Des enfants grandissent dans l’instabilité partout, pas seulement à l’autre bout du monde

Portland, États-Unis. Mikal vit depuis toujours dans la misère avec ses parents. Filmé pendant huit ans par la Norvégienne Monica Strømdahl, il est le héros du poignant documentaire “Mikal, grandir et s’en sortir”, à voir sur Arte.

Le taux de pauvreté officiel aux États-Unis est de 11,5 %. Cela représente environ trente-quatre millions de personnes. Près d’un enfant sur dix vit dans un ménage dont au moins un parent est alcoolique.

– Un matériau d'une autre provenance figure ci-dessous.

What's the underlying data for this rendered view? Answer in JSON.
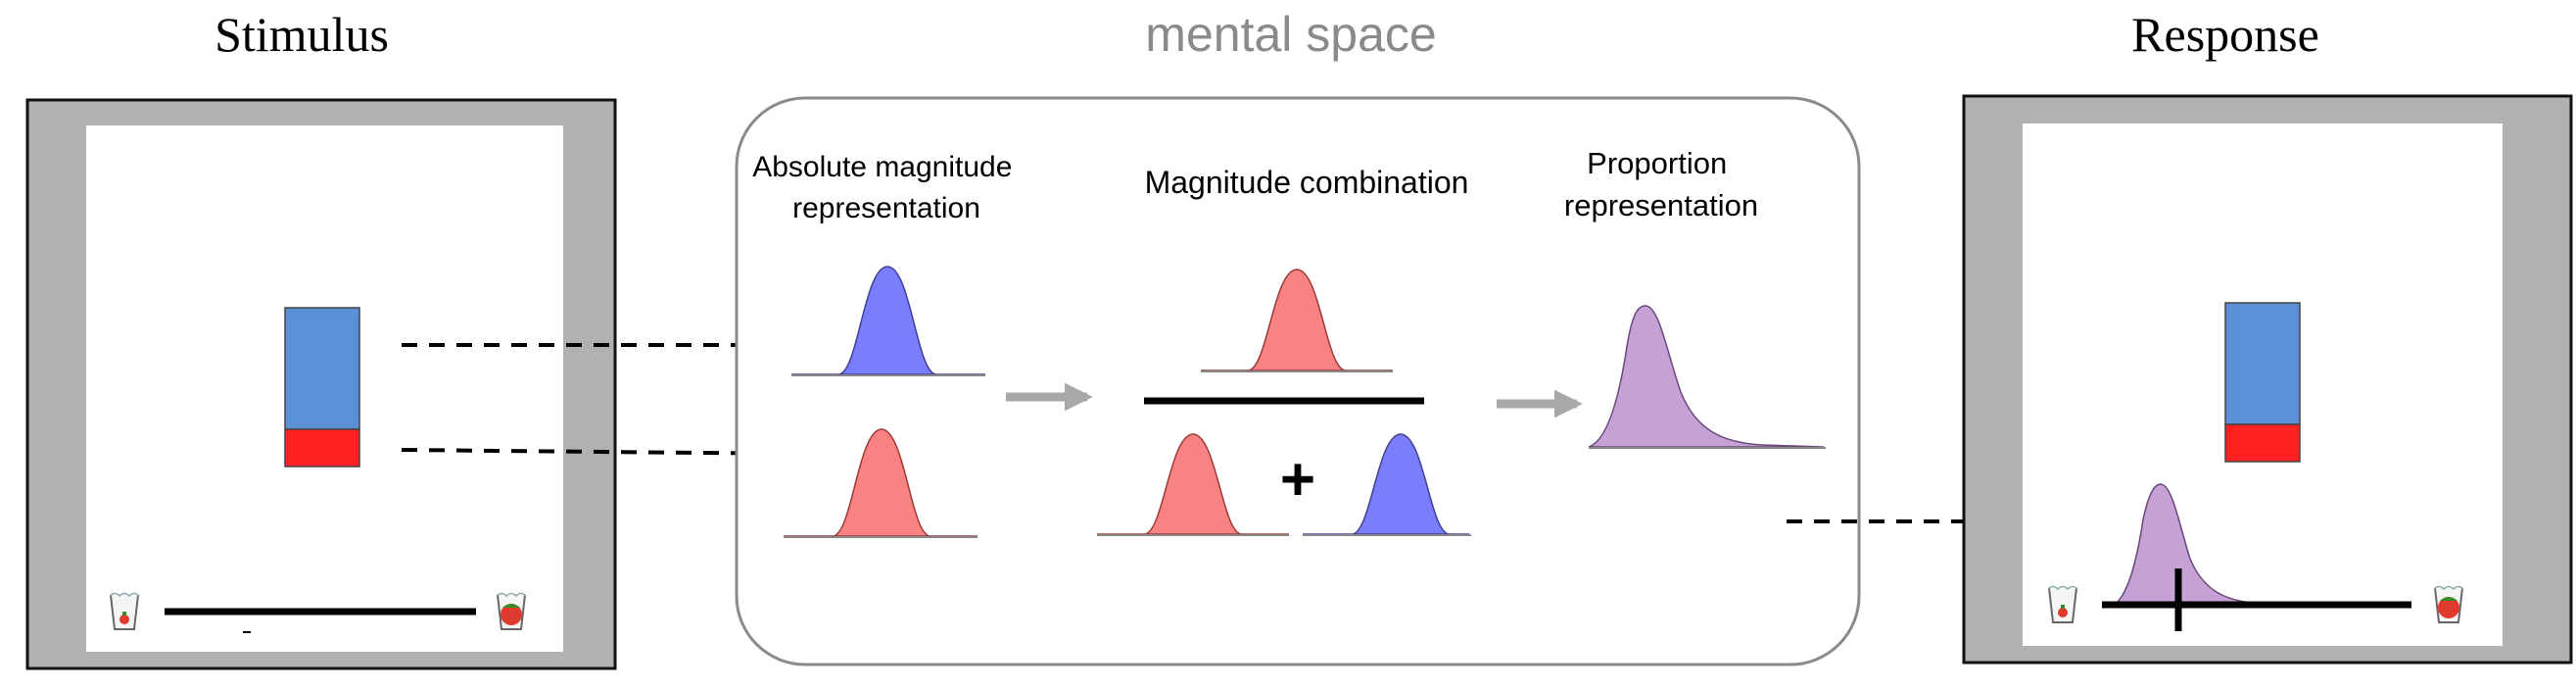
{
  "panels": {
    "stimulus": {
      "title": "Stimulus",
      "bar_proportion_red": 0.2
    },
    "mental_space": {
      "title": "mental space",
      "stages": [
        {
          "label_lines": [
            "Absolute magnitude",
            "representation"
          ]
        },
        {
          "label_lines": [
            "Magnitude combination"
          ]
        },
        {
          "label_lines": [
            "Proportion",
            "representation"
          ]
        }
      ],
      "plus_sign": "+"
    },
    "response": {
      "title": "Response",
      "bar_proportion_red": 0.2
    }
  },
  "colors": {
    "frame_gray": "#b1b1b1",
    "blue_bar": "#5b8fd6",
    "red_bar": "#ff2020",
    "blue_curve": "#7b7dff",
    "red_curve": "#f98383",
    "purple_curve": "#c6a1d6",
    "process_arrow": "#a8a8a8",
    "mental_space_text": "#8a8a8a"
  }
}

Ces chiffres illustrent une réalité alarmante, celle de nombreux enfants américains, dont Mikal, dont la vie précaire est dépeinte dans le documentaire de Strømdahl.

La réalisatrice, photographe de formation, a commencé à documenter cette Amérique des laissés-pour-compte en 2005. En 2017, elle rencontre Mikal, alors âgé de 11 ans, dans un hôtel bon marché à Portland. Après plusieurs semaines d’observation, elle réalise que Mikal représente une voix unique parmi les enfants qu’elle a rencontrés, vivant dans la même chambre d’hôtel depuis sa naissance.

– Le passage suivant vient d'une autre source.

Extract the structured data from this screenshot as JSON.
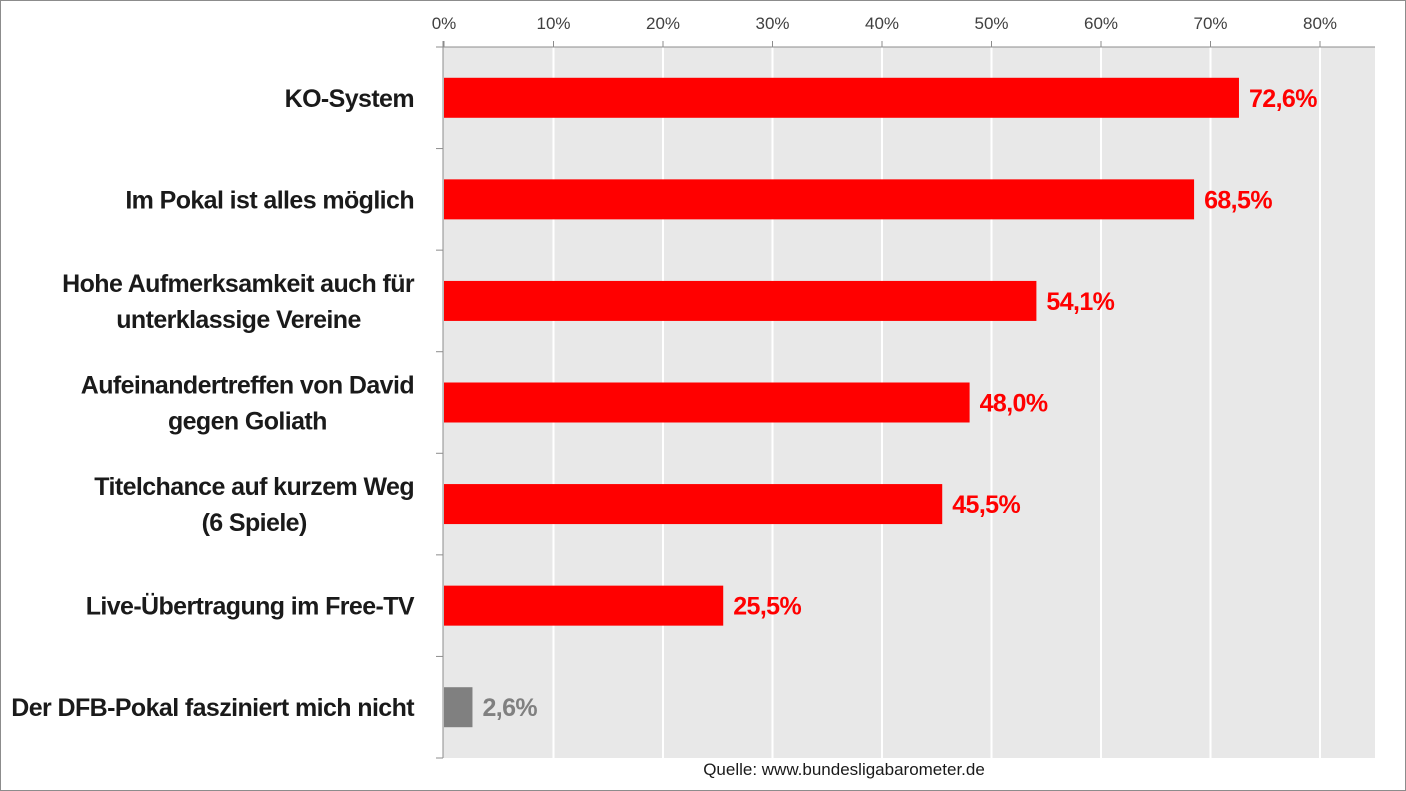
{
  "chart_data": {
    "type": "bar",
    "orientation": "horizontal",
    "categories": [
      [
        "KO-System"
      ],
      [
        "Im Pokal ist alles möglich"
      ],
      [
        "Hohe Aufmerksamkeit auch für",
        "unterklassige Vereine"
      ],
      [
        "Aufeinandertreffen von David",
        "gegen Goliath"
      ],
      [
        "Titelchance auf kurzem Weg",
        "(6 Spiele)"
      ],
      [
        "Live-Übertragung im Free-TV"
      ],
      [
        "Der DFB-Pokal fasziniert mich nicht"
      ]
    ],
    "values": [
      72.6,
      68.5,
      54.1,
      48.0,
      45.5,
      25.5,
      2.6
    ],
    "value_labels": [
      "72,6%",
      "68,5%",
      "54,1%",
      "48,0%",
      "45,5%",
      "25,5%",
      "2,6%"
    ],
    "bar_colors": [
      "#ff0000",
      "#ff0000",
      "#ff0000",
      "#ff0000",
      "#ff0000",
      "#ff0000",
      "#808080"
    ],
    "label_colors": [
      "#ff0000",
      "#ff0000",
      "#ff0000",
      "#ff0000",
      "#ff0000",
      "#ff0000",
      "#808080"
    ],
    "xlim": [
      0,
      85
    ],
    "x_ticks": [
      0,
      10,
      20,
      30,
      40,
      50,
      60,
      70,
      80
    ],
    "x_tick_labels": [
      "0%",
      "10%",
      "20%",
      "30%",
      "40%",
      "50%",
      "60%",
      "70%",
      "80%"
    ],
    "axis_position": "top",
    "grid": true,
    "plot_background": "#e8e8e8",
    "source": "Quelle: www.bundesligabarometer.de"
  }
}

L’impact de cette situation sur l’enfance est profond. Mikal est souvent contraint de se comporter en adulte, tout en étant enfermé dans un environnement chaotique. La réalisatrice souligne qu’il est essentiel de montrer cette réalité sans voyeurisme, afin de capturer l’atmosphère suffocante de sa vie quotidienne.

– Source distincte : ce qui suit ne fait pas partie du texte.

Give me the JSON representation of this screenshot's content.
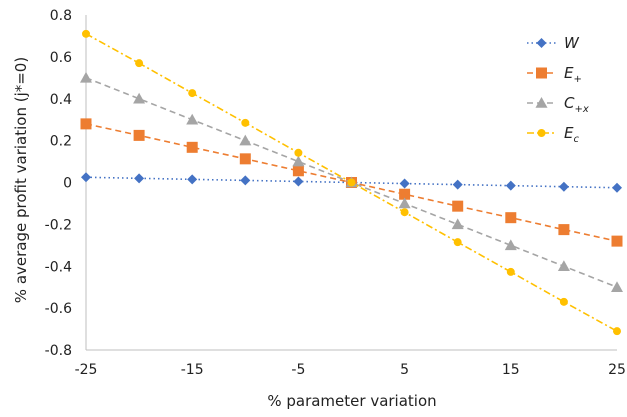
{
  "chart_data": {
    "type": "line",
    "xlabel": "% parameter variation",
    "ylabel": "% average profit variation (j*=0)",
    "xlim": [
      -25,
      25
    ],
    "ylim": [
      -0.8,
      0.8
    ],
    "x_ticks": [
      "-25",
      "-15",
      "-5",
      "5",
      "15",
      "25"
    ],
    "y_ticks": [
      "-0.8",
      "-0.6",
      "-0.4",
      "-0.2",
      "0",
      "0.2",
      "0.4",
      "0.6",
      "0.8"
    ],
    "legend_position": "top-right",
    "grid": false,
    "x": [
      -25,
      -20,
      -15,
      -10,
      -5,
      0,
      5,
      10,
      15,
      20,
      25
    ],
    "series": [
      {
        "name": "W",
        "label_main": "W",
        "label_sub": "",
        "color": "#4472c4",
        "marker": "diamond",
        "dash": "dotted",
        "values": [
          0.025,
          0.02,
          0.015,
          0.01,
          0.005,
          0.0,
          -0.005,
          -0.01,
          -0.015,
          -0.02,
          -0.025
        ]
      },
      {
        "name": "E+",
        "label_main": "E",
        "label_sub": "+",
        "color": "#ed7d31",
        "marker": "square",
        "dash": "dashed",
        "values": [
          0.28,
          0.225,
          0.168,
          0.113,
          0.056,
          0.0,
          -0.056,
          -0.113,
          -0.168,
          -0.225,
          -0.28
        ]
      },
      {
        "name": "C+x",
        "label_main": "C",
        "label_sub": "+x",
        "color": "#a5a5a5",
        "marker": "triangle",
        "dash": "dashed",
        "values": [
          0.5,
          0.4,
          0.3,
          0.2,
          0.1,
          0.0,
          -0.1,
          -0.2,
          -0.3,
          -0.4,
          -0.5
        ]
      },
      {
        "name": "Ec",
        "label_main": "E",
        "label_sub": "c",
        "color": "#ffc000",
        "marker": "circle",
        "dash": "dashdot",
        "values": [
          0.71,
          0.57,
          0.427,
          0.285,
          0.142,
          0.0,
          -0.142,
          -0.285,
          -0.427,
          -0.57,
          -0.71
        ]
      }
    ]
  }
}
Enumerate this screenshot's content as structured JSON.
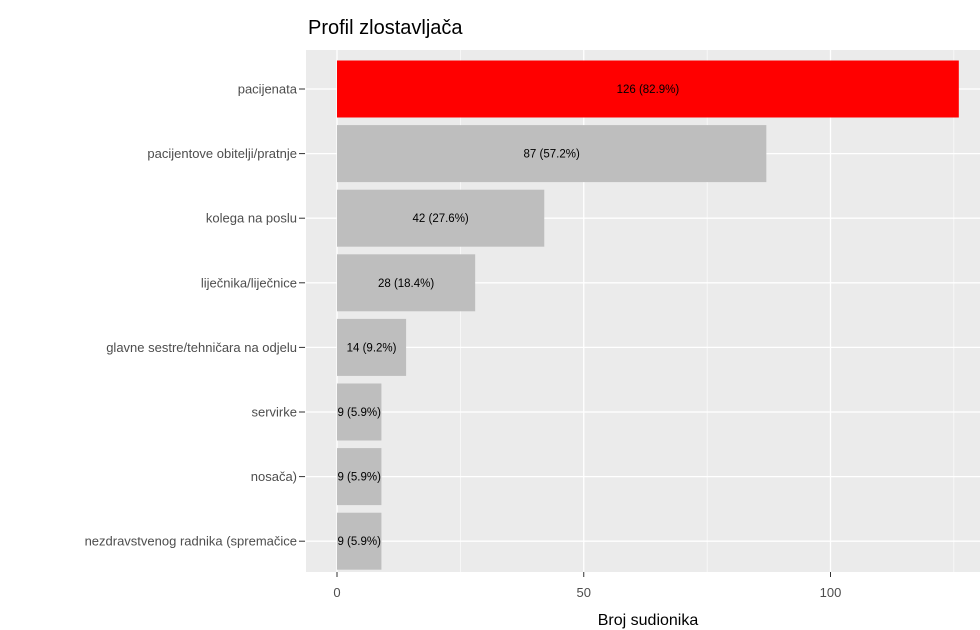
{
  "chart_data": {
    "type": "bar",
    "orientation": "horizontal",
    "title": "Profil zlostavljača",
    "xlabel": "Broj sudionika",
    "ylabel": "",
    "xlim": [
      0,
      129
    ],
    "x_ticks": [
      0,
      50,
      100
    ],
    "grid": true,
    "categories": [
      "pacijenata",
      "pacijentove obitelji/pratnje",
      "kolega na poslu",
      "liječnika/liječnice",
      "glavne sestre/tehničara na odjelu",
      "servirke",
      "nosača)",
      "nezdravstvenog radnika (spremačice"
    ],
    "values": [
      126,
      87,
      42,
      28,
      14,
      9,
      9,
      9
    ],
    "value_labels": [
      "126 (82.9%)",
      "87 (57.2%)",
      "42 (27.6%)",
      "28 (18.4%)",
      "14 (9.2%)",
      "9 (5.9%)",
      "9 (5.9%)",
      "9 (5.9%)"
    ],
    "highlight_index": 0,
    "colors": {
      "highlight": "#ff0000",
      "bar": "#bebebe",
      "panel": "#ebebeb",
      "grid": "#ffffff"
    }
  }
}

Monica Strømdahl a également observé une évolution dans la clientèle des hôtels modestes, où des familles entières, auparavant marginalisées, se retrouvent désormais en raison de la crise du logement croissante. En Norvège, elle partage son documentaire avec des associations qui aident les familles en difficulté, rappelant que, même dans des systèmes sociaux plus favorables, des enfants comme Mikal existent partout.

En 2020, le tournage est interrompu par la tragédie de la mort de la mère de Mikal, mais après une pause, la dynamique familiale commence à changer. Jason, le père, stoppe sa consommation d’alcool et s’investit dans son rôle de parent. Le film se termine sur une note d’espoir, avec Mikal ayant terminé le lycée et se préparant à un nouvel avenir.

Mikal, grandir et s’en sortir, mardi à 0.35 sur Arte et sur Arte.tv.